If the text-object library imposes this constraint, the make-range! predicate becomes redundant. That's the improvement I was suggesting nvim-treesitter-textobjects can make.

Ahh, this makes sense.

theHamsta commented 2 years ago

This is the PR which would fix that we can have multiple nodes per capture and match: https://github.com/neovim/neovim/pull/17099.

Right now you can register predicates and directives: https://github.com/theHamsta/neovim/blob/3b0a0c6ca6c5f4e719028be2dba11853ffec6b6b/runtime/lua/vim/treesitter/query.lua#L347-L371 they work then directly on the match objects https://github.com/theHamsta/neovim/blob/3b0a0c6ca6c5f4e719028be2dba11853ffec6b6b/runtime/lua/vim/treesitter/query.lua#L569 all other predicates and directives are registered in our plugin https://github.com/nvim-treesitter/nvim-treesitter/blob/f735498a645e1a2aca7a0cfdaa2d7f8cec543846/lua/nvim-treesitter/query_predicates.lua make-range! works on a different data structure this is why it has no implementation that works directly on the match https://github.com/nvim-treesitter/nvim-treesitter/blob/f735498a645e1a2aca7a0cfdaa2d7f8cec543846/lua/nvim-treesitter/query_predicates.lua#L103-L102

There are also directives implemented in the core for languages injection which can trim characters for language injection they mostly just calculate meta data. https://github.com/theHamsta/neovim/blob/3b0a0c6ca6c5f4e719028be2dba11853ffec6b6b/runtime/lua/vim/treesitter/query.lua#L307-L345 So our directive mostly just attach some Lua objects to the match that can be used by downstream applications.

meain commented 2 years ago

@theHamsta How exactly is @function.outer.start used here.

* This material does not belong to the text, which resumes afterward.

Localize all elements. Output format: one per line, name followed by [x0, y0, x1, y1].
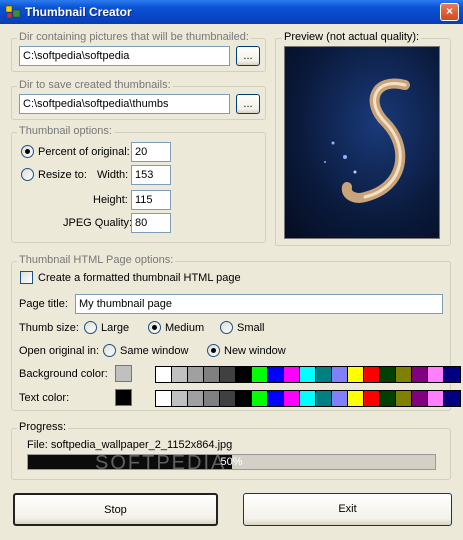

Is it merged with @function.outer in lua side? I was not able to find anything specific from a quick scan in the codebase.

theHamsta commented 2 years ago

@function.outer.start are optional decorations for the textobject like doctrings or template declarations. They will be added to the textobject range if present.

meain commented 2 years ago

The original issue of make-range has been taken care of in downstream (https://github.com/meain/evil-textobj-tree-sitter/pull/38) . Ended up rewriting the queries to have <node>._start and <node>._end and merging it in elisp. We can close this issue if necessary, or maybe rename it to be a general discussion around how to implement custom predicates as there is some useful discussion here.